Game Development Reference
On the timeline, we can see the strategy decision is large in scope by
its area. But it is stretched over a long time, so the decision pace is slow.
He had a lot of time, but the decision was so large in scope that it filled the
space, and there was no flow gap.
The next round begins. Bob appears with his team on the eastern side
of the map. He can only afford a cheap, short-ranged MP5 submachine
gun, so he knows he is at a disadvantage in open areas. As he already
decided to do, he takes the northern route across the bridge, because he
wants to avoid Alice, who he is guessing will attack the Main Courtyard.
Bob wants to flank her and use his close-quarters fighting skills to take her
down. If I can just get across the bridge alive , he thinks, I can hit Alice at close
range. I'm good at close-quarters combat, and her sniper rifle will be useless if
I'm right in her face.
Consider the information available to Bob at this point. He doesn't
know how the other team is moving yet since they're at the other end of
the level, behind walls. I'm going to assume they've split up and are taking
all their paths , he thinks. It's unusual for a team to all use the same route .
He also isn't sure of the intentions of his teammates.
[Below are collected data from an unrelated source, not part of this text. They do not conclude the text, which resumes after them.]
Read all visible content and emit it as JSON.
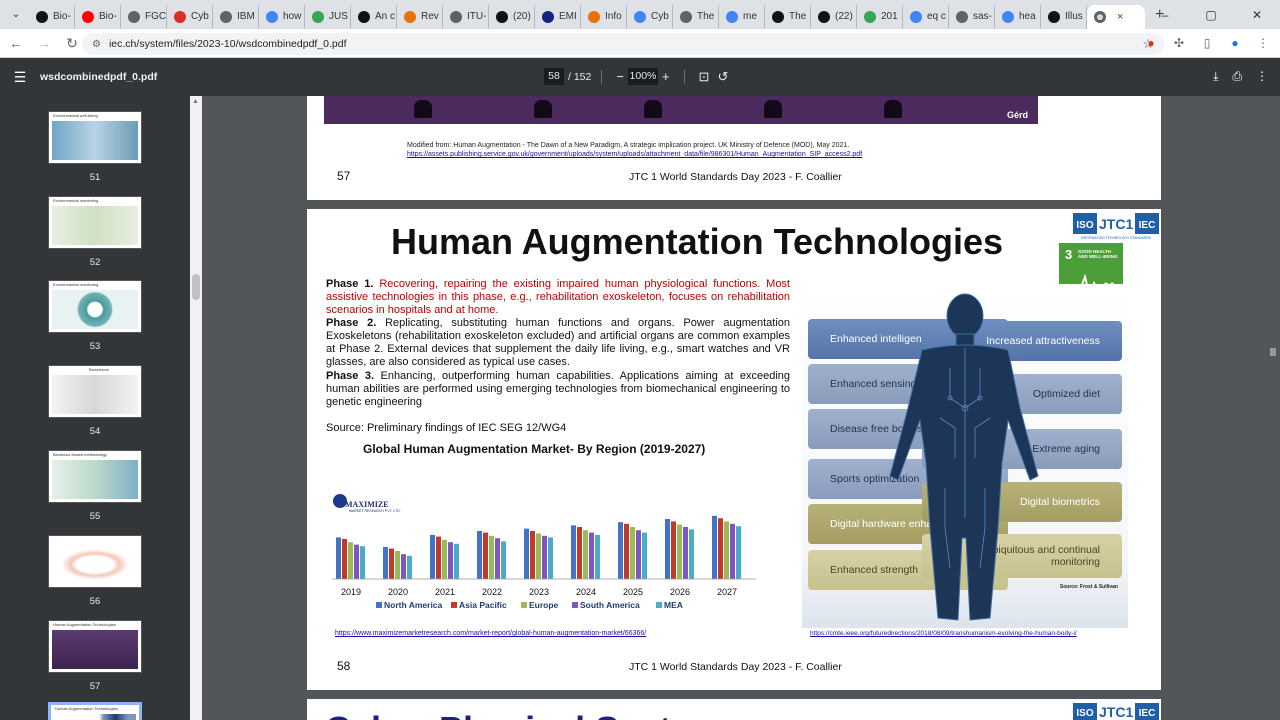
{
  "tabs": [
    {
      "label": "Bio-",
      "icon": "bio-tab-icon",
      "color": "#111111"
    },
    {
      "label": "Bio-",
      "icon": "youtube-icon",
      "color": "#ff0000"
    },
    {
      "label": "FGC",
      "icon": "globe-icon",
      "color": "#5f6368"
    },
    {
      "label": "Cyb",
      "icon": "pdf-icon",
      "color": "#d93025"
    },
    {
      "label": "IBM",
      "icon": "page-icon",
      "color": "#5f6368"
    },
    {
      "label": "how",
      "icon": "google-icon",
      "color": "#4285f4"
    },
    {
      "label": "JUS",
      "icon": "play-icon",
      "color": "#34a853"
    },
    {
      "label": "An c",
      "icon": "bio-tab-icon",
      "color": "#111111"
    },
    {
      "label": "Rev",
      "icon": "e-icon",
      "color": "#e8710a"
    },
    {
      "label": "ITU-",
      "icon": "globe-icon",
      "color": "#5f6368"
    },
    {
      "label": "(20)",
      "icon": "x-icon",
      "color": "#111111"
    },
    {
      "label": "EMI",
      "icon": "doc-icon",
      "color": "#1a237e"
    },
    {
      "label": "Info",
      "icon": "puzzle-icon",
      "color": "#e8710a"
    },
    {
      "label": "Cyb",
      "icon": "google-icon",
      "color": "#4285f4"
    },
    {
      "label": "The",
      "icon": "globe-icon",
      "color": "#5f6368"
    },
    {
      "label": "me",
      "icon": "google-icon",
      "color": "#4285f4"
    },
    {
      "label": "The",
      "icon": "x-icon",
      "color": "#111111"
    },
    {
      "label": "(22)",
      "icon": "x-icon",
      "color": "#111111"
    },
    {
      "label": "201",
      "icon": "play-icon",
      "color": "#34a853"
    },
    {
      "label": "eq c",
      "icon": "google-icon",
      "color": "#4285f4"
    },
    {
      "label": "sas-",
      "icon": "globe-icon",
      "color": "#5f6368"
    },
    {
      "label": "hea",
      "icon": "google-icon",
      "color": "#4285f4"
    },
    {
      "label": "Illus",
      "icon": "r-icon",
      "color": "#111111"
    }
  ],
  "active_tab": {
    "label": "",
    "close": "×"
  },
  "new_tab": "+",
  "window_controls": {
    "minimize": "–",
    "maximize": "▢",
    "close": "✕"
  },
  "url": "iec.ch/system/files/2023-10/wsdcombinedpdf_0.pdf",
  "pdf": {
    "filename": "wsdcombinedpdf_0.pdf",
    "current_page": "58",
    "total_pages": "/ 152",
    "zoom": "100%"
  },
  "thumbnails": [
    {
      "num": "51",
      "title": "Environmental well-being"
    },
    {
      "num": "52",
      "title": "Environmental monitoring"
    },
    {
      "num": "53",
      "title": "Environmental monitoring"
    },
    {
      "num": "54",
      "title": "Biosensors"
    },
    {
      "num": "55",
      "title": "Biosensor-based methodology"
    },
    {
      "num": "56",
      "title": ""
    },
    {
      "num": "57",
      "title": "Human Augmentation Technologies"
    },
    {
      "num": "",
      "title": "Human Augmentation Technologies"
    }
  ],
  "page57": {
    "credit": "Gérd",
    "modified": "Modified from: Human Augmentation - The Dawn of a New Paradigm, A strategic implication project. UK Ministry of Defence (MOD), May 2021.",
    "link": "https://assets.publishing.service.gov.uk/government/uploads/system/uploads/attachment_data/file/986301/Human_Augmentation_SIP_access2.pdf",
    "page_number": "57",
    "footer": "JTC 1 World Standards Day 2023 - F. Coallier"
  },
  "page58": {
    "title": "Human Augmentation Technologies",
    "logo": {
      "iso": "ISO",
      "jtc": "JTC1",
      "iec": "IEC",
      "sub": "INFORMATION TECHNOLOGY STANDARDS"
    },
    "sdg": {
      "number": "3",
      "text": "GOOD HEALTH AND WELL-BEING"
    },
    "phase1_label": "Phase 1.",
    "phase1_text": "Recovering, repairing the existing impaired human physiological functions. Most assistive technologies in this phase, e.g., rehabilitation exoskeleton, focuses on rehabilitation scenarios in hospitals and at home.",
    "phase2_label": "Phase 2.",
    "phase2_text": "Replicating, substituting human functions and organs. Power augmentation Exoskeletons (rehabilitation exoskeleton excluded) and artificial organs are common examples at Phase 2. External devices that supplement the daily life living, e.g., smart watches and VR glasses, are also considered as typical use cases.",
    "phase3_label": "Phase 3.",
    "phase3_text": "Enhancing, outperforming human capabilities. Applications aiming at exceeding human abilities are performed using emerging technologies from biomechanical engineering to genetic engineering",
    "source": "Source: Preliminary findings of IEC SEG 12/WG4",
    "chart_link": "https://www.maximizemarketresearch.com/market-report/global-human-augmentation-market/66366/",
    "body_link": "https://cmte.ieee.org/futuredirections/2018/08/09/transhumanism-evolving-the-human-body-i/",
    "maximize": {
      "name": "MAXIMIZE",
      "sub": "MARKET RESEARCH PVT. LTD."
    },
    "body_bands_left": [
      "Enhanced intelligence",
      "Enhanced sensing",
      "Disease free bodies",
      "Sports optimization",
      "Digital hardware enhancements",
      "Enhanced strength"
    ],
    "body_bands_right": [
      "Increased attractiveness",
      "Optimized diet",
      "Extreme aging",
      "Digital biometrics",
      "Ubiquitous and continual monitoring"
    ],
    "body_source": "Source: Frost & Sullivan",
    "page_number": "58",
    "footer": "JTC 1 World Standards Day 2023 - F. Coallier"
  },
  "page59": {
    "title": "Cyber-Physical Syst"
  },
  "chart_data": {
    "type": "bar",
    "title": "Global Human Augmentation Market- By Region (2019-2027)",
    "categories": [
      "2019",
      "2020",
      "2021",
      "2022",
      "2023",
      "2024",
      "2025",
      "2026",
      "2027"
    ],
    "series": [
      {
        "name": "North America",
        "color": "#4472c4",
        "values": [
          52,
          40,
          55,
          60,
          63,
          67,
          71,
          75,
          79
        ]
      },
      {
        "name": "Asia Pacific",
        "color": "#c0392b",
        "values": [
          50,
          38,
          53,
          58,
          60,
          65,
          69,
          72,
          76
        ]
      },
      {
        "name": "Europe",
        "color": "#9bbb59",
        "values": [
          46,
          35,
          49,
          54,
          57,
          61,
          65,
          68,
          72
        ]
      },
      {
        "name": "South America",
        "color": "#7e57c2",
        "values": [
          43,
          31,
          46,
          51,
          54,
          58,
          61,
          65,
          69
        ]
      },
      {
        "name": "MEA",
        "color": "#4bacc6",
        "values": [
          41,
          29,
          44,
          47,
          52,
          55,
          58,
          62,
          66
        ]
      }
    ],
    "ylim": [
      0,
      100
    ],
    "grid": false,
    "legend": "bottom"
  }
}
He prefers playing
with buddies since they can work out plans and respond to one another's
intentions. But today he is playing on a public server known for its expert
players. All he knows about his teammates is that they are skilled. This
metagame information allows him to assume they'll take optimal paths
and make their shots — but not much else. Finally, Bob sees a few team-
mates with long-range rifles, which indicates to him that they'll attempt to
aggressively engage over the bridge or the Main Courtyard instead of, say,
hanging back and trying to ambush the enemy.